What does a so-called pariah nation have to do to be treated like a pariah? That is what the parents of Megumi Yokota would like to know. The North Korean regime admits it kidnapped their daughter and has never satisfactorily explained her fate, but has faced little or no consequences from the Japanese government as a result. The nearly forty year ordeal of the Yokotas is the subject of the heartbreaking documentary, Abduction: the Megumi Yokota Story (trailer here), airing on PBS’s Independent Lens on June 19th.
North Korea’s guilt in the Yokota case is not in dispute. Despite the initial denials of the state media, North Korea officially admits kidnapping thirteen Japanese citizens (the film estimates real number to be around 100), including the then thirteen year-old Yokota. However, what happened to her in North Korea remains shrouded in mystery, as the government’s official story constantly evolves.
According to “An,” a North Korean defector interviewed in the film, abductees were forced to teach spies in training the Japanese language and culture. He explains: “At that time, every North Korean spy who infiltrated Japan tried to kidnap someone.” Typically, they targeted victims in their early twenties. At thirteen, Yokota was actually a mistake, but her abductors never considered turning around to return her. As An describes the appalling treatment endured by the frightened girl during her transit to North Korea, it is both heartrending and infuriating.

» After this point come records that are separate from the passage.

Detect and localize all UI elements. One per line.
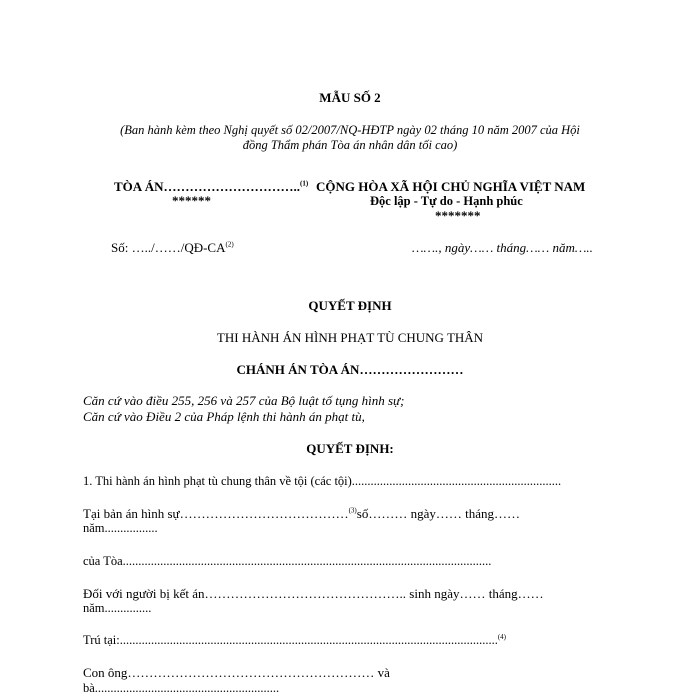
verdict-year: năm.................	[83, 521, 158, 535]
motto-stars: *******	[435, 208, 481, 223]
court-of-line: của Tòa......................................................................................................................	[83, 554, 492, 568]
verdict-line-end: số……… ngày…… tháng……	[356, 506, 520, 521]
verdict-line	[83, 506, 520, 522]
decision-number-text: Số: …../……/QĐ-CA	[111, 240, 226, 255]
residence-text: Trú tại:.........................................................................................................................	[83, 633, 498, 647]
convicted-person-year: năm...............	[83, 601, 152, 615]
decides-heading: QUYẾT ĐỊNH:	[306, 441, 394, 456]
form-title: MẪU SỐ 2	[319, 90, 381, 105]
motto: Độc lập - Tự do - Hạnh phúc	[370, 194, 523, 208]
issued-note-line2: đồng Thẩm phán Tòa án nhân dân tối cao)	[242, 138, 458, 152]
basis-line2: Căn cứ vào Điều 2 của Pháp lệnh thi hành án phạt tù,	[83, 409, 365, 424]
court-footnote: (1)	[299, 179, 309, 188]
court-name-text: TÒA ÁN…………………………..	[114, 179, 300, 194]
basis-line1: Căn cứ vào điều 255, 256 và 257 của Bộ luật tố tụng hình sự;	[83, 393, 405, 408]
issued-note-line1: (Ban hành kèm theo Nghị quyết số 02/2007/NQ-HĐTP ngày 02 tháng 10 năm 2007 của Hội	[120, 123, 580, 137]
verdict-footnote: (3)	[348, 506, 357, 515]
parents-line: Con ông………………………………………………… và	[83, 665, 390, 680]
decision-number	[111, 240, 234, 256]
date-line: ……., ngày…… tháng…… năm…..	[412, 240, 593, 255]
item1-line: 1. Thi hành án hình phạt tù chung thân về tội (các tội)...................................................................	[83, 474, 562, 488]
residence-line	[83, 633, 506, 648]
number-footnote: (2)	[225, 240, 234, 249]
parents-mother-line: bà...........................................................	[83, 681, 280, 695]
decision-title: QUYẾT ĐỊNH	[308, 298, 392, 313]
verdict-line-start: Tại bản án hình sự…………………………………	[83, 506, 349, 521]
convicted-person-line: Đối với người bị kết án……………………………………….. sinh ngày…… tháng……	[83, 586, 544, 601]
court-name	[114, 179, 308, 195]
court-stars: ******	[172, 193, 211, 208]
decision-issuer: CHÁNH ÁN TÒA ÁN……………………	[236, 362, 464, 377]
country-name: CỘNG HÒA XÃ HỘI CHỦ NGHĨA VIỆT NAM	[316, 179, 586, 194]
decision-subject: THI HÀNH ÁN HÌNH PHẠT TÙ CHUNG THÂN	[216, 330, 484, 345]
residence-footnote: (4)	[497, 632, 506, 641]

As would be expected, her family also suffered greatly as a result of her abduction, with their marriage severely strained by guilt, uncertainty, and exhaustion. While her mother finds some solace in Christianity, her father appears to be a near shell of a man. It is impossible not to sympathize with them or to be moved by their daughter’s plight. By all accounts in the film, Yokota was a bright, happy young girl with a particular talent for music, heard taking a solo in Schumann’s “Gypsy Life” during a school production.
In response to revelations of the North Korean abductions, the Japanese government responded with some strongly worded statements and large shipments of food aid to the DPRK. That surely taught them a lesson. It is clear most Japanese politicians would like the abduction issue to simply disappear. When pressed by demonstrators, one arrogant LDP politician actually says: “Get elected and then come talk to me.” Exasperated with Japanese inaction after yet another incident of North Korean bad faith, her father complains at one point: “If this happened in America, they’d go to war.” (Though one fears our leaders would be just as inclined to policies of appeasement.)
Through news footage and interview segments directors Chris Sheridan and Patty Kim have assembled a documentary that is part spy mystery and part family tragedy. At crucial points in the narrative, they create real suspense through their careful presentation and editing. Executive-produced by Jane Campion of The Piano fame, Abduction had a long theatrical run in Japan, and now after making the festival circuit, will air on most PBS markets next Thursday (in New York look for it at 12:30 am on Saturday the 21st). It is an important film, revealing the very real human suffering deliberately caused by a thoroughly evil government.